Tereos se voit en prédateur dans la consolidation du secteur sucrier brésilien

Avec une flexibilité financière renforcée, le groupe coopératif n’est pas sous pression pour faire coter sa filiale Tereos Internacional à Paris
Yves-Marc Le Reour

Spécialisé dans la première transformation de la betterave, de la canne à sucre et des céréales, Tereos a nettement renforcé sa flexibilité financière au cours de son exercice finissant au 30 septembre 2010. Le groupe coopératif agro-industriel, qui présentait vendredi ses résultats annuels, affiche pourtant un endettement net de 1,95 milliard d’euros, en hausse de 15,5% d’une année sur l’autre, en raison d’investissements dans des unités de production au Brésil, de l’acquisition du groupe Quartier Français à la Réunion, et «d’une hausse de 115 millions de son BFR due à une revalorisation du coût des stocks».

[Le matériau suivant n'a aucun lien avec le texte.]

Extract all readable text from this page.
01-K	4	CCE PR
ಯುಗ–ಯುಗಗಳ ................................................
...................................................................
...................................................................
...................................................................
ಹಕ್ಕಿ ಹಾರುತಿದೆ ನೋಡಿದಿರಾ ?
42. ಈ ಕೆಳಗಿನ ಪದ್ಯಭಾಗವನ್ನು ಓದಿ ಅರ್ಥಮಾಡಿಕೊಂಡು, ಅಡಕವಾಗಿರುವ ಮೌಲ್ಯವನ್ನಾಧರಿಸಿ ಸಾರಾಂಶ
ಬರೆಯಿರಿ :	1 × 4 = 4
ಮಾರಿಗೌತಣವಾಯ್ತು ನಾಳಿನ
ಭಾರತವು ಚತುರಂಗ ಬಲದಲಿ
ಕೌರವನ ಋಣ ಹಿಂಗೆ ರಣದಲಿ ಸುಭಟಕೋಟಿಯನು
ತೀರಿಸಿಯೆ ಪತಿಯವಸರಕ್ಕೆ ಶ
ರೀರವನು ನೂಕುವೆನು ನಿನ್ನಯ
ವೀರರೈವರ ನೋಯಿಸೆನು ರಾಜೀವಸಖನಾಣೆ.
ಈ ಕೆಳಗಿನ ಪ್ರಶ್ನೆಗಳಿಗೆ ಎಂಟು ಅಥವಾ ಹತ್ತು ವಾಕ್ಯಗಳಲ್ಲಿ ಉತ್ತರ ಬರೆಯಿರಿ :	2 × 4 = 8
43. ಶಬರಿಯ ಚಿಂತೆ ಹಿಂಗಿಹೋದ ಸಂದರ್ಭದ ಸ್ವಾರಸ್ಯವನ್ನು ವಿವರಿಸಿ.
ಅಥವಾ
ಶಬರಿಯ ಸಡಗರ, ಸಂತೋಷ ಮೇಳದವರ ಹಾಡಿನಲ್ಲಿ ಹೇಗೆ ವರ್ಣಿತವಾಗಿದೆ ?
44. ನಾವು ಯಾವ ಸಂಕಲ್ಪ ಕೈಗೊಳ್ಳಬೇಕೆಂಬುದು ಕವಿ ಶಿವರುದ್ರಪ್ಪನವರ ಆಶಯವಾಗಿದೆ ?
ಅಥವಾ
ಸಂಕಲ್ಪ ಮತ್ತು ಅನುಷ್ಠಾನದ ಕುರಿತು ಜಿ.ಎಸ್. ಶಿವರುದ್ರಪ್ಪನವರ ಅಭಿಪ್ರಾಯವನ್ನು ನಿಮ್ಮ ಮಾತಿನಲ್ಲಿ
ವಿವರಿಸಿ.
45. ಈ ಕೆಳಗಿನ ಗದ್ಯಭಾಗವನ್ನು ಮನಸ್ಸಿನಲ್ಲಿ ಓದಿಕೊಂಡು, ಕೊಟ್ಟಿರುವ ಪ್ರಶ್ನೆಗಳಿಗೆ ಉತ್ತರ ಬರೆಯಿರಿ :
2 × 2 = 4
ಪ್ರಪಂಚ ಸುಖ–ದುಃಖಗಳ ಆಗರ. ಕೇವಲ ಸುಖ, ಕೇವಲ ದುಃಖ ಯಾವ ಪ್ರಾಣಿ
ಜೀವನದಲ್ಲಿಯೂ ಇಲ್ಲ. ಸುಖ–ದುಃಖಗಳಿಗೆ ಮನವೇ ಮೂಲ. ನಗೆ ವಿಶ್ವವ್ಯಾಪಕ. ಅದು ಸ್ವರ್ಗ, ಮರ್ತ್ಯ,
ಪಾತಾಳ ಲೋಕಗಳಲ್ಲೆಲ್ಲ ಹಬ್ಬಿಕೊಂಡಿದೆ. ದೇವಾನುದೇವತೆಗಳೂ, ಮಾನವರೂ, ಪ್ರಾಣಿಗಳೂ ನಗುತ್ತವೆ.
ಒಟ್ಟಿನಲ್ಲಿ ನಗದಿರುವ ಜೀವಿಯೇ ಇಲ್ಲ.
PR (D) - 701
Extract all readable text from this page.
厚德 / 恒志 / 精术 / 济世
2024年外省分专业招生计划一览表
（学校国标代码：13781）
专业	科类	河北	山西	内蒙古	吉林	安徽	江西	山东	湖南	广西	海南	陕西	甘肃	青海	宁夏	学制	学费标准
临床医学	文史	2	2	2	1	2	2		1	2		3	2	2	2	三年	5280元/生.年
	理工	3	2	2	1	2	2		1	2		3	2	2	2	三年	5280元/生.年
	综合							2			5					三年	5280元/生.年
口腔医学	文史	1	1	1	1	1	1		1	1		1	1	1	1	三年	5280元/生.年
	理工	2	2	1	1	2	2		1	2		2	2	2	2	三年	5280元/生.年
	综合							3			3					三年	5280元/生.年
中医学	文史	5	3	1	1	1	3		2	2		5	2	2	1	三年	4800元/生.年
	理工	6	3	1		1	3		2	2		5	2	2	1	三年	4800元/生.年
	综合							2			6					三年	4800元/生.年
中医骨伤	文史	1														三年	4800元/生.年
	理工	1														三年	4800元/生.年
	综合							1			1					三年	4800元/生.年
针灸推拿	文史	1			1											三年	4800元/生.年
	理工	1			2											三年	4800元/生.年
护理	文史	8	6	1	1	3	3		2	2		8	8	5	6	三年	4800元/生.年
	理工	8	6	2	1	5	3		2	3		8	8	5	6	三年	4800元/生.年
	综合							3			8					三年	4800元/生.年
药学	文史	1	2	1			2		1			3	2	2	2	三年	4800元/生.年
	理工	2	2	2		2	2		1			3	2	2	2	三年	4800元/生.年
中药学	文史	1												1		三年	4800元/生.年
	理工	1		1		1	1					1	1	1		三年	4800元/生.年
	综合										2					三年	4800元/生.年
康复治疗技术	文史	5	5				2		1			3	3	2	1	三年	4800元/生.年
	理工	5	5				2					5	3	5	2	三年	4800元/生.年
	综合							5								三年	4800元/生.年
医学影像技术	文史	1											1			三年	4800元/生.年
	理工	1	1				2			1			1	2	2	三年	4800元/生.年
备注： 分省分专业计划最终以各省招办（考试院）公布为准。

Mais son endettement net sur capitaux propres a diminué de 104% à 90% sur la période, tandis que son ratio de dette nette sur excédent brut d’exploitation ajusté (EBE), servant de base à des covenants bancaires «largement respectés», a reculé de 3,83 fois à 3,28 fois grâce à une progression de 35,2% de l’EBE annuel à 595,6 millions. De plus, les négociations bien avancées concernant la cession des actifs non sucriers de Quartier Français contribueront à faire baisser cette dette au cours des prochains mois.

Enfin, la renégociation à l’été dernier d’un milliard d’euros de lignes de crédit syndiquées sur sa dette européenne, ainsi que le refinancement «en cours de finalisation» de 560 millions de dollars de dette chez Guarani (actifs canniers brésiliens), repoussent de 2012 à 2014 ses premières échéances significatives de remboursement, indique Alexis Duval, directeur financier et directeur international du groupe.

Fort de sa structure de bilan et de son partenariat stratégique avec Petrobras qui a investi 725 millions d’euros dans Guarani, Tereos se voit donc davantage en prédateur qu’en cible dans la consolidation de l’industrie de la canne qui s’accélère au Brésil, avec l’intérêt grandissant de groupes pétroliers (Shell, BP…) et de multinationales de l’agrobusiness (Glencore, Noble, Bunge, Dreyfus…). Si une cotation parisienne est toujours prévue pour sa filiale Tereos Internacional introduite en Bourse à San Paolo en août dernier, l’opération, qui «dépendra des conditions de marché», sera accompagnée d’une augmentation de capital «servant à renforcer les fonds propres et non à financer la croissance externe», souligne Alexis Duval.